# How to check for chip on vr ecu



## Negs (Oct 3, 2010)

Is there any way to check the ecu for a chip i got a 95 gti vr6 and gutted it for a swap and the kid i got the car from says it was chipped but he dont know much. 
Either physically check it or scan it maybe with a vag com 
any help much appreciated


----------



## O_o (Nov 12, 2009)

Negs said:


> Is there any way to check the ecu for a chip i got a 95 gti vr6 and gutted it for a swap and the kid i got the car from says it was chipped but he dont know much.
> Either physically check it or scan it maybe with a vag com
> any help much appreciated


 

This is the 30V V6 forum. You have a 12V VR6. 

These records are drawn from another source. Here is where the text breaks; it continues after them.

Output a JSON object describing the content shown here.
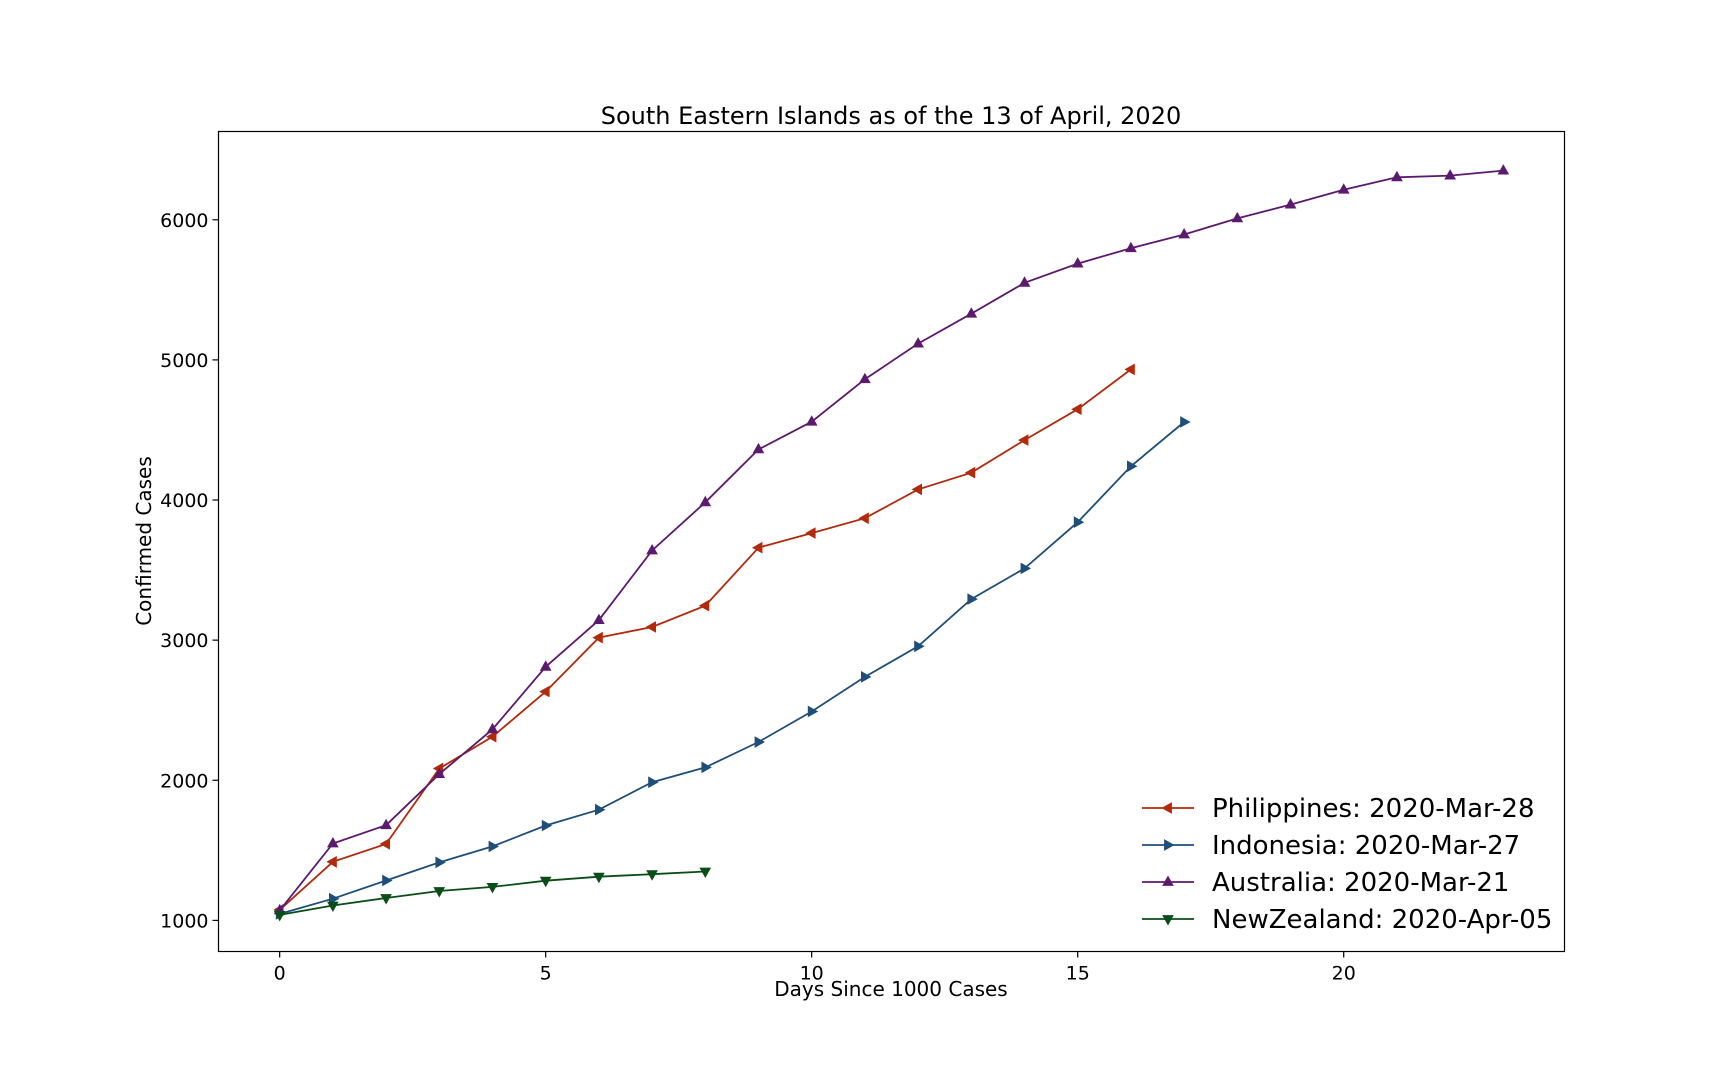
{
  "chart_data": {
    "type": "line",
    "title": "South Eastern Islands as of the 13 of April, 2020",
    "xlabel": "Days Since 1000 Cases",
    "ylabel": "Confirmed Cases",
    "xlim": [
      -1.15,
      24.15
    ],
    "ylim": [
      778,
      6630
    ],
    "xticks": [
      0,
      5,
      10,
      15,
      20
    ],
    "yticks": [
      1000,
      2000,
      3000,
      4000,
      5000,
      6000
    ],
    "grid": false,
    "legend_position": "lower-right",
    "series": [
      {
        "name": "Philippines: 2020-Mar-28",
        "color": "#b22a0c",
        "marker": "triangle-left",
        "x": [
          0,
          1,
          2,
          3,
          4,
          5,
          6,
          7,
          8,
          9,
          10,
          11,
          12,
          13,
          14,
          15,
          16
        ],
        "values": [
          1075,
          1418,
          1546,
          2084,
          2311,
          2633,
          3018,
          3094,
          3246,
          3660,
          3764,
          3870,
          4076,
          4195,
          4428,
          4648,
          4932
        ]
      },
      {
        "name": "Indonesia: 2020-Mar-27",
        "color": "#1f4e79",
        "marker": "triangle-right",
        "x": [
          0,
          1,
          2,
          3,
          4,
          5,
          6,
          7,
          8,
          9,
          10,
          11,
          12,
          13,
          14,
          15,
          16,
          17
        ],
        "values": [
          1046,
          1155,
          1285,
          1414,
          1528,
          1677,
          1790,
          1986,
          2092,
          2273,
          2491,
          2738,
          2956,
          3293,
          3512,
          3842,
          4241,
          4557
        ]
      },
      {
        "name": "Australia: 2020-Mar-21",
        "color": "#5c1a6e",
        "marker": "triangle-up",
        "x": [
          0,
          1,
          2,
          3,
          4,
          5,
          6,
          7,
          8,
          9,
          10,
          11,
          12,
          13,
          14,
          15,
          16,
          17,
          18,
          19,
          20,
          21,
          22,
          23
        ],
        "values": [
          1071,
          1549,
          1679,
          2044,
          2364,
          2810,
          3143,
          3640,
          3984,
          4361,
          4559,
          4862,
          5116,
          5330,
          5550,
          5687,
          5797,
          5895,
          6010,
          6108,
          6215,
          6303,
          6315,
          6351
        ]
      },
      {
        "name": "NewZealand: 2020-Apr-05",
        "color": "#0b4d17",
        "marker": "triangle-down",
        "x": [
          0,
          1,
          2,
          3,
          4,
          5,
          6,
          7,
          8
        ],
        "values": [
          1039,
          1106,
          1160,
          1210,
          1239,
          1283,
          1312,
          1330,
          1349
        ]
      }
    ]
  }
}
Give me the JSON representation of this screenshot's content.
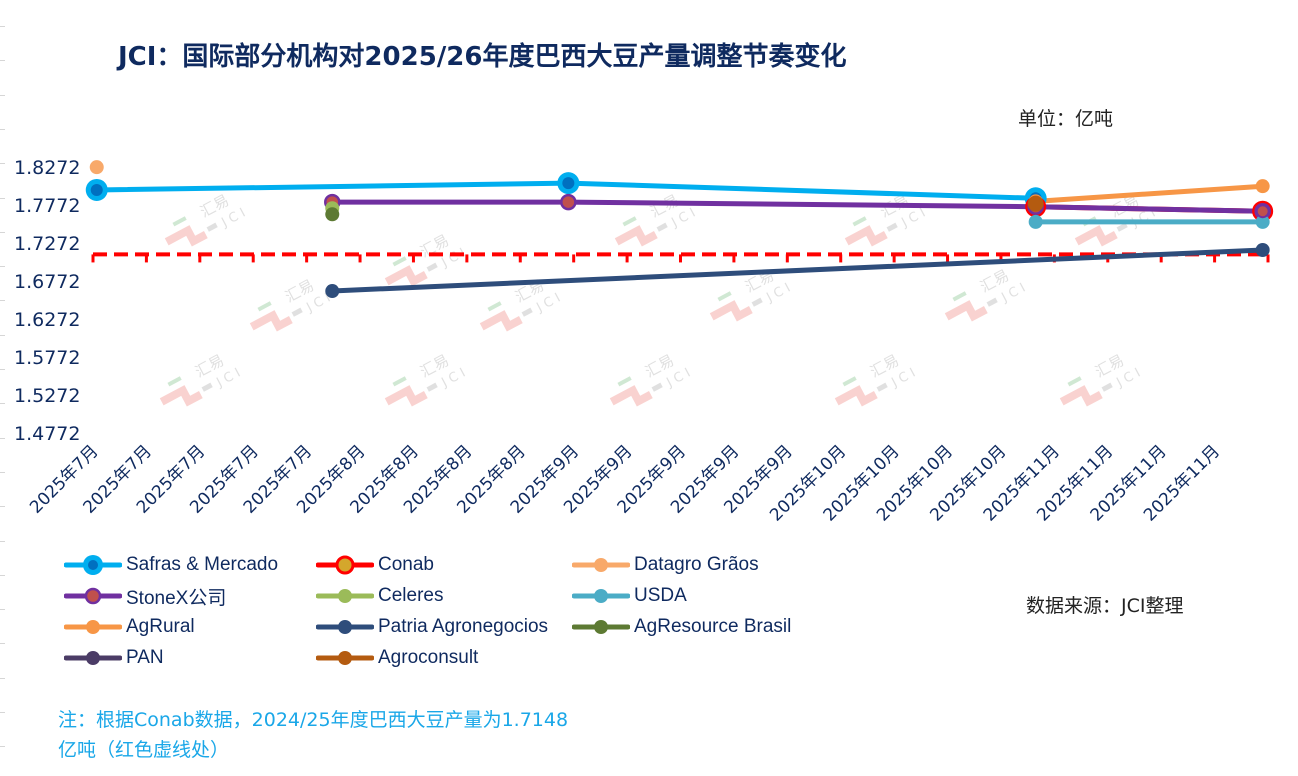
{
  "header": {
    "title": "JCI：国际部分机构对2025/26年度巴西大豆产量调整节奏变化",
    "unit": "单位：亿吨"
  },
  "footer": {
    "source": "数据来源：JCI整理",
    "note": "注：根据Conab数据，2024/25年度巴西大豆产量为1.7148亿吨（红色虚线处）"
  },
  "watermark": {
    "text_cn": "汇易",
    "text_en": "JCI"
  },
  "chart_data": {
    "type": "line",
    "title": "JCI：国际部分机构对2025/26年度巴西大豆产量调整节奏变化",
    "xlabel": "",
    "ylabel": "单位：亿吨",
    "categories": [
      "2025年7月",
      "2025年7月",
      "2025年7月",
      "2025年7月",
      "2025年7月",
      "2025年8月",
      "2025年8月",
      "2025年8月",
      "2025年8月",
      "2025年9月",
      "2025年9月",
      "2025年9月",
      "2025年9月",
      "2025年9月",
      "2025年10月",
      "2025年10月",
      "2025年10月",
      "2025年10月",
      "2025年11月",
      "2025年11月",
      "2025年11月",
      "2025年11月"
    ],
    "x_range": [
      0,
      22
    ],
    "yticks": [
      "1.8272",
      "1.7772",
      "1.7272",
      "1.6772",
      "1.6272",
      "1.5772",
      "1.5272",
      "1.4772"
    ],
    "ylim": [
      1.4772,
      1.8272
    ],
    "reference_line": {
      "value": 1.7148,
      "label": "2024/25年度巴西大豆产量(Conab)",
      "color": "#ff0000",
      "style": "dashed"
    },
    "grid": false,
    "legend_position": "bottom",
    "series": [
      {
        "name": "Safras & Mercado",
        "color": "#00aeef",
        "marker_inner": "#0070c0",
        "big": true,
        "points": [
          [
            0.07,
            1.797
          ],
          [
            8.9,
            1.806
          ],
          [
            17.65,
            1.786
          ]
        ]
      },
      {
        "name": "Conab",
        "color": "#ff0000",
        "marker_inner": "#d4a72c",
        "ring": true,
        "points": [
          [
            17.65,
            1.775
          ],
          [
            21.9,
            1.769
          ]
        ]
      },
      {
        "name": "Datagro Grãos",
        "color": "#f8a96a",
        "points": [
          [
            0.07,
            1.827
          ]
        ]
      },
      {
        "name": "StoneX公司",
        "color": "#7030a0",
        "marker_inner": "#c0504d",
        "points": [
          [
            4.48,
            1.781
          ],
          [
            8.9,
            1.781
          ],
          [
            17.65,
            1.775
          ],
          [
            21.9,
            1.769
          ]
        ]
      },
      {
        "name": "Celeres",
        "color": "#9bbb59",
        "points": [
          [
            4.48,
            1.773
          ]
        ]
      },
      {
        "name": "USDA",
        "color": "#4bacc6",
        "points": [
          [
            17.65,
            1.755
          ],
          [
            21.9,
            1.755
          ]
        ]
      },
      {
        "name": "AgRural",
        "color": "#f79646",
        "points": [
          [
            17.65,
            1.782
          ],
          [
            21.9,
            1.802
          ]
        ]
      },
      {
        "name": "Patria Agronegocios",
        "color": "#2e4d7b",
        "points": [
          [
            4.48,
            1.664
          ],
          [
            21.9,
            1.718
          ]
        ]
      },
      {
        "name": "AgResource Brasil",
        "color": "#5d7a33",
        "points": [
          [
            4.48,
            1.765
          ]
        ]
      },
      {
        "name": "PAN",
        "color": "#4b3c66",
        "points": []
      },
      {
        "name": "Agroconsult",
        "color": "#b45b10",
        "points": [
          [
            17.65,
            1.779
          ]
        ]
      }
    ]
  }
}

Since it's a '95, it probably has an actual chip soldered onto the mainboard of the ECU. You can remove the cover and see if there's something there that looks unusual, usually covered in potting compound (epoxy). 

Read this to see why it doesn't matter anyway.


----------



## Negs (Oct 3, 2010)

My bad on the wrong forum i know it is a 12v didn't notice the "V6" not "VR6" Just wasn't 100% sure if it did have a physical chip or software Thanks for clarifying it for me even though its the wrong forum I'll open it up and check Pretty comfortable with that since i have built a few computers (PC's) So Thanks Again 
I'm Outta Here


----------